Надо отдать его величеству должное: он подозревал-таки, что рискует бездарно спалиться перед вроде как скорбящей телепаткой, если не сумеет настроиться на нужный лад. Спохватился, конечно, поздновато, вернее понадеялся на безудержное телепаткино горе, — зря, ой как зря, ну а как иначе, если мнишь себя гениальным тактиком, стратегом и как минимум великим душеведом в одном лице.

— Боги, как ты это выдержала? — Алвин закусил губу, буравя задумчиво-яростным взглядом стекло, в которое несмотря на пыль и грязь с такой же яростью стучался очередной островной день, наполненный зноем даже более жестоким, чем предыдущий.

Как выдержала?

Мэл сжала виски кончиками пальцев — тот напор, с которым Хойт настраивался изображать сочувствие, до сих пор давал о себе знать стуком тысяч молоточков внутри черепной коробки.
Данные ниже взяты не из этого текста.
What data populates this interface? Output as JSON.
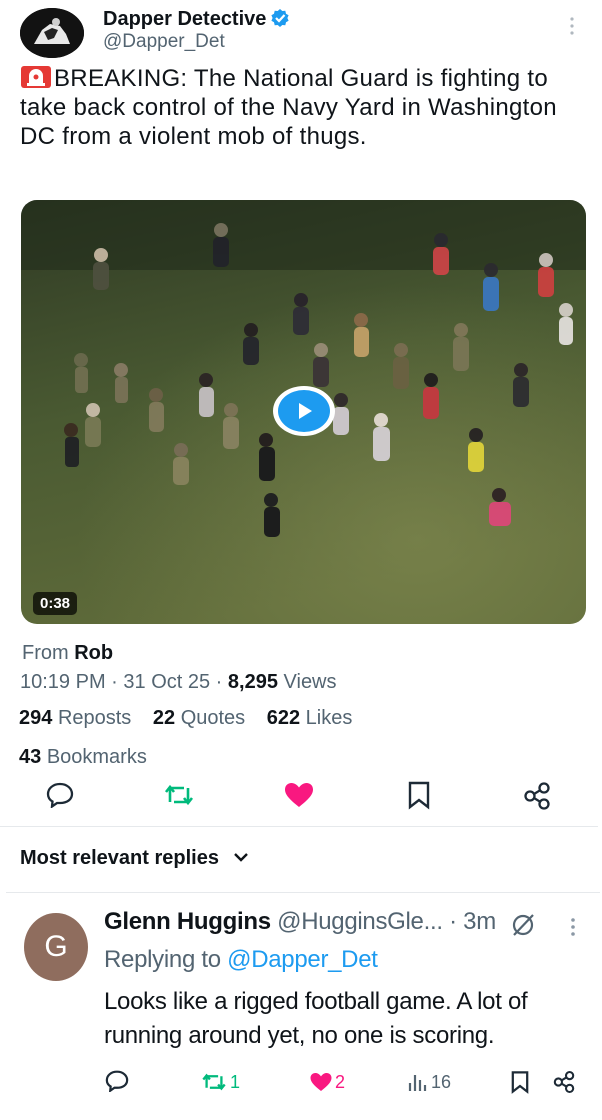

Любезностям с его крокодильством пришлось отдать остаток ночи и набирающую яркости рань. Солнце между тем уже вовсю карабкалось ввысь, меняя рассветный багрянец на пыльно-розовое утро.

По солнцу Мэл, оказывается, давно приноровилась более-менее точно прикидывать время. Хойт отчалил примерно час или чуть больше назад, оставив телепатке целый ворох разрозненных картинок.

Не только фантазий. Ещё воспоминаний, в том числе, кажется, из крокодильего детства. Был же он когда-то мальчишкой, верно? Как бы ни казалось в порыве эмоций, что его величество какого есть сплели из жёсткой проволоки и кусков резины, а после вдохнули в похожую на ящера статую то ли некромантскую, то ли машинную пародию на жизнь, Хойт всё же вырос в такое из ребёнка…

Бывали времена, когда будущий островной король с лихорадочной быстротой нырял под стол. Вздрагивал от резкого, как пощёчина, окрика, потом от громкого треска. Отцовский кулак врезался в столешницу над головой, а в полуобмороке чудилось — прямо в макушку, так сильны были грохот и страх. Нет, родитель не колотил сына кулаками. За ногу выдёргивал из укрытия, чтобы изо всей пьяной дури отходить ремнём с увесистой пряжкой, которая оставляла чертовски болючие кровоподтёки.

На пряжке красовалась гравировка — шахтёрский знак. По виду точно шахтёрский, к тому же сам Хойт перед новобранцами каждый раз талдычил, что отец — с каким же ядом произносилось это слово — был шахтёром.

— Ммм, и что теперь? Пожалеем его величество? — настолько же ядовито осведомился Алвин.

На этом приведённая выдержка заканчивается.